During the late nineteenth century, an Old Bradfieldian pupil reminisced, ‘One of the most universal occupations was birds’-nesting. Pretty nearly everybody passed through an egg-collecting stage. It began in the lower Forms, where it was impossible, except in a very mild way, because of bounds. In the Fifth it often became a rage, and reached its height as a boy entered the Lower Sixth, after which it gradually subsided. It was hardly good form for a Prefect to collect eggs.’
The banks of the Pang and the surrounding water meadows and woods offered excellent breeding grounds for kingfishers, magpies, moorhens, little grebes, sedge-warblers, wild ducks, nightingales and other birds whose nests were plundered of eggs. Boys solely driven by collecting mania and lacking the naturalists’ instinct for exploration bought eggs from enterprising village boys. The prominent ornithologist Francis Orphen Morris, whose three sons were at Bradfield, stoked this extremely competitive hobby when he donated copies of his lavishly colour illustrated A History of British Birds and A Natural History of the Nests and Eggs of British Birds to the Library.
One of Bradfield’s earliest pupils, the sculptor George Blackall Simonds (younger brother of the first boy), was keenly interested in falconry. His most famous sculpture, The Falconer, portrays a young man in 14th-century dress casting a giant peregrine falcon into the air. The original bronze sculpture was cast in Florence in 1871 and a copy stands in New York City’s Central Park. Simonds founded the British Falconer’s Club in 1927.

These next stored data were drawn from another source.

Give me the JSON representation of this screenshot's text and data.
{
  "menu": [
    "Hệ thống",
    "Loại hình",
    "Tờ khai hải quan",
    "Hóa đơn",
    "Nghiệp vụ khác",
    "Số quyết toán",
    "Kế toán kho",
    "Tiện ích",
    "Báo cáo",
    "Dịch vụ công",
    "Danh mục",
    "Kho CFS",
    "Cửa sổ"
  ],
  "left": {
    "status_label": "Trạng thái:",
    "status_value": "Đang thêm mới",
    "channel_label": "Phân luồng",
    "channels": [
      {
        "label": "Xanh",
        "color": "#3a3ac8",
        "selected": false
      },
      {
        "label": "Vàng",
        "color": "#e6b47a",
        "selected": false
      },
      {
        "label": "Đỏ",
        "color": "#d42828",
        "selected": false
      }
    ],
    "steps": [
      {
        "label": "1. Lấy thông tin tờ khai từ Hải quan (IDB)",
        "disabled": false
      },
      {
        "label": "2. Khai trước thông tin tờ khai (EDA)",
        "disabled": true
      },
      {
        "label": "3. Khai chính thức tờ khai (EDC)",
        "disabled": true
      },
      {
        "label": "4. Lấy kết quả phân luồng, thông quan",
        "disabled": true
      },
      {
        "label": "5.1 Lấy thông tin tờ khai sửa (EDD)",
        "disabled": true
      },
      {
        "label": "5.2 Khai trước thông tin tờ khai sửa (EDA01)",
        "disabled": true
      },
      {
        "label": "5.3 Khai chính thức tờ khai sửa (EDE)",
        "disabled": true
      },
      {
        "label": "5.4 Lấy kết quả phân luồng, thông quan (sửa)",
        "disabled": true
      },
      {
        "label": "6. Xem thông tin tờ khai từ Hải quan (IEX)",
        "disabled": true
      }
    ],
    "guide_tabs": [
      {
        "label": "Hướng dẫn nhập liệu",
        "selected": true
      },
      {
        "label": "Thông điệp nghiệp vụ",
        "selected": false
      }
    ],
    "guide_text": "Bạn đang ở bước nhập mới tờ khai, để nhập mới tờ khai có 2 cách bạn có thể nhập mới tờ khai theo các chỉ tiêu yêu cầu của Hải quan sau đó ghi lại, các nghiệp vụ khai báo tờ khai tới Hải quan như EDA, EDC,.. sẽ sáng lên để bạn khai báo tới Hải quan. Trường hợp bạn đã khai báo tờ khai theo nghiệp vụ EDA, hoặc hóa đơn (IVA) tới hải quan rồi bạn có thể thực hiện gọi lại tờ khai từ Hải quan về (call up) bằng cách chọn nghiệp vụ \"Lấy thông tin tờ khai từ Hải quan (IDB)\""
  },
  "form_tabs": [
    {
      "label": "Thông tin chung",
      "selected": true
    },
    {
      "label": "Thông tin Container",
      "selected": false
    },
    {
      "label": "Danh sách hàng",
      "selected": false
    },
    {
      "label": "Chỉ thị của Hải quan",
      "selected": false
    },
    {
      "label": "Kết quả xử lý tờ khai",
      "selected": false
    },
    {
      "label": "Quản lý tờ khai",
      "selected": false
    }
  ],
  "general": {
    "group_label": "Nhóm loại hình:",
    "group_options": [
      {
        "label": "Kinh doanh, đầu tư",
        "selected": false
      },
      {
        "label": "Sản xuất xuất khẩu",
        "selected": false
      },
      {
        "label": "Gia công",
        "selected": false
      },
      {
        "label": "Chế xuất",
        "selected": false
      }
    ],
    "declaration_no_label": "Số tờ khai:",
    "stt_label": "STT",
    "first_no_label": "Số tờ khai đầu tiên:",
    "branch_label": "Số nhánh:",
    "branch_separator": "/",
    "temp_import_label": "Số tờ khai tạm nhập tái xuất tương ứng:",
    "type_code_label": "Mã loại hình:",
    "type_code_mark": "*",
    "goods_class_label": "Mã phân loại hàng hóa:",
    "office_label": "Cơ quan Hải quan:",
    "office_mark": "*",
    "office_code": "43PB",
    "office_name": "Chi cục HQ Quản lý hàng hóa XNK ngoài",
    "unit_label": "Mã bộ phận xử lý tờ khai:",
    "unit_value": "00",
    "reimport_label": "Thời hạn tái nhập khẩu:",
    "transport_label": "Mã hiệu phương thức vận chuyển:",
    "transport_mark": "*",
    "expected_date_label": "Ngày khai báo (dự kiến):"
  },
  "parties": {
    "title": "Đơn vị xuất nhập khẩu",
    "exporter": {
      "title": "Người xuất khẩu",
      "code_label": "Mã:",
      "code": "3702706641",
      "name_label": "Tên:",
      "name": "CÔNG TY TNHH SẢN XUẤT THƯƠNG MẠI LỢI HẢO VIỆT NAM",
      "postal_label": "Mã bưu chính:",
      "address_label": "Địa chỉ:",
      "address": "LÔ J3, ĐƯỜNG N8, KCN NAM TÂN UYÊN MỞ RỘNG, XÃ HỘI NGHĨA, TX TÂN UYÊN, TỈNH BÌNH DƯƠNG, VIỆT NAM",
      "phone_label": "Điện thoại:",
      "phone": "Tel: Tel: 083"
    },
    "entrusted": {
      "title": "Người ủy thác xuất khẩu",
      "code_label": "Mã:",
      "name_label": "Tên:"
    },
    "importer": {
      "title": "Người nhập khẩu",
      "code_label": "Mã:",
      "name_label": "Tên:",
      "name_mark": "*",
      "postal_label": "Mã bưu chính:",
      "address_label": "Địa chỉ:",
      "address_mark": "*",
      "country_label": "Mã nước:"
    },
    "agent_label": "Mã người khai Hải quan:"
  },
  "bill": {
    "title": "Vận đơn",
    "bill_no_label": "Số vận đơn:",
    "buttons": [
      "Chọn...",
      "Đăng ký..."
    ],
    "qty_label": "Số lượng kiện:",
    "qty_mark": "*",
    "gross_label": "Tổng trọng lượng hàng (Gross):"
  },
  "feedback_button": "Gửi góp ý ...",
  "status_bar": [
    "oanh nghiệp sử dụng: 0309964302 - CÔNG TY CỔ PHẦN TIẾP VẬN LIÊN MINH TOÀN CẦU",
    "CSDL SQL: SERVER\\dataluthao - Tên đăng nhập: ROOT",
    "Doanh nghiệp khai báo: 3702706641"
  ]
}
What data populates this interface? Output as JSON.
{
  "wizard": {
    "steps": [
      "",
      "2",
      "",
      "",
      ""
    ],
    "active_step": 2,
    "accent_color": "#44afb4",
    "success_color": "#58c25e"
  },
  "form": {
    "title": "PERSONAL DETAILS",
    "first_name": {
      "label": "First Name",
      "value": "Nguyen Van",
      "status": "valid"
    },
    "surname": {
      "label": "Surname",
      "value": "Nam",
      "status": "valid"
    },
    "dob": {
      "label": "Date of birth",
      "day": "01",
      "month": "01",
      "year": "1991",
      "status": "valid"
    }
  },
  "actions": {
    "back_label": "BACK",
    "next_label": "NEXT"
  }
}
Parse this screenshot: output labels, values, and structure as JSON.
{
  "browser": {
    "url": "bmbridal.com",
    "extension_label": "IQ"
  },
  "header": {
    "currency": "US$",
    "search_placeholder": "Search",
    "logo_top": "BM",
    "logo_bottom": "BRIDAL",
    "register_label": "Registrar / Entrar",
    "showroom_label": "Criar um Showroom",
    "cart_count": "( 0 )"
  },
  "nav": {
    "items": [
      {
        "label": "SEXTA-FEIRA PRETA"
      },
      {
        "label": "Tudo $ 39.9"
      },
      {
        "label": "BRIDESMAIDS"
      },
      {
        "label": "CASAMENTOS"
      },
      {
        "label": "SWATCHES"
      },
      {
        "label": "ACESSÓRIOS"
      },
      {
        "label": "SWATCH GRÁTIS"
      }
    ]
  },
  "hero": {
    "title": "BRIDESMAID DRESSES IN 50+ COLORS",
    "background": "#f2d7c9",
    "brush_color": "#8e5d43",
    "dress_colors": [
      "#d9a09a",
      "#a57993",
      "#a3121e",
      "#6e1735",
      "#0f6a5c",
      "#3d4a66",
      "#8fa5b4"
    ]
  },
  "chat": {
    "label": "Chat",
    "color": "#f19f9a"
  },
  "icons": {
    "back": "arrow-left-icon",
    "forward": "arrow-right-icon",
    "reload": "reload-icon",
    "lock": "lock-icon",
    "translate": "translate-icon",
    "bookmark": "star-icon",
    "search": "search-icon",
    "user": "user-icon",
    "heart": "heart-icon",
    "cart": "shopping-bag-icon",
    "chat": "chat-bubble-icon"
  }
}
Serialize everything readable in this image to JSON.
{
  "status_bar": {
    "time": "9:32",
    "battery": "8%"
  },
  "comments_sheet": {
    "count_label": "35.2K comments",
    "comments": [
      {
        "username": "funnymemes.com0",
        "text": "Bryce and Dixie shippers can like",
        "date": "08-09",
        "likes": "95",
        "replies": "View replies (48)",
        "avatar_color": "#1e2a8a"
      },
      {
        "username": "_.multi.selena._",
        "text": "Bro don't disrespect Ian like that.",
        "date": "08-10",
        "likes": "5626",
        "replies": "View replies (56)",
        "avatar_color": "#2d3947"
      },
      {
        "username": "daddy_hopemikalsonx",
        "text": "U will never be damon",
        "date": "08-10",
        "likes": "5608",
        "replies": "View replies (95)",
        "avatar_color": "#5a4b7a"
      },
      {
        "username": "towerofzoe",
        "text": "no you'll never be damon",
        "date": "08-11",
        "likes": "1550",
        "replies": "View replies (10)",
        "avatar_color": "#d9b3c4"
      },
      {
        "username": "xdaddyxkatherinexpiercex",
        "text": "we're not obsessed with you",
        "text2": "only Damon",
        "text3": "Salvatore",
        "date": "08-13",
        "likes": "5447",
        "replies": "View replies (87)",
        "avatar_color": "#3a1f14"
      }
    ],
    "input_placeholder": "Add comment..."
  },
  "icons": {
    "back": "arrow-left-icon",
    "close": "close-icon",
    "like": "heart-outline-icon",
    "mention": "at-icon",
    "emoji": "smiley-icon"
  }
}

He took over the family brewing business in Reading after 1905 and lived the final years of his life in Bradfield at Rushall Grange and Bradfield House, where he was an active falconer. He is buried in St Andrew’s Churchyard.
From its foundation in 1899, ornithology featured prominently in Bradfield’s Natural History Society, channelling much of the boys’ egg-collecting energy and enthusiasm noted above into more scientific study. The society was led by a series of knowledgeable, devoted organisers who inspired both in the classroom and in the field.
Two notable early figures were Edward Peake (SCR 1896-1909) Head of the Junior School, who had a ‘real delight in birds and flowers and insects, in the whole beauty of copse and hedgerow’ and the school’s physician Dr Norman H. Joy, who became Vice-President of the Scientific Society in 1922. Joy was an expert ornithologist, who often lectured to the school, and published the very popular guide How to Know British Birds in 1936. He urged everyone to adopt a hobby which carried them out into the open air.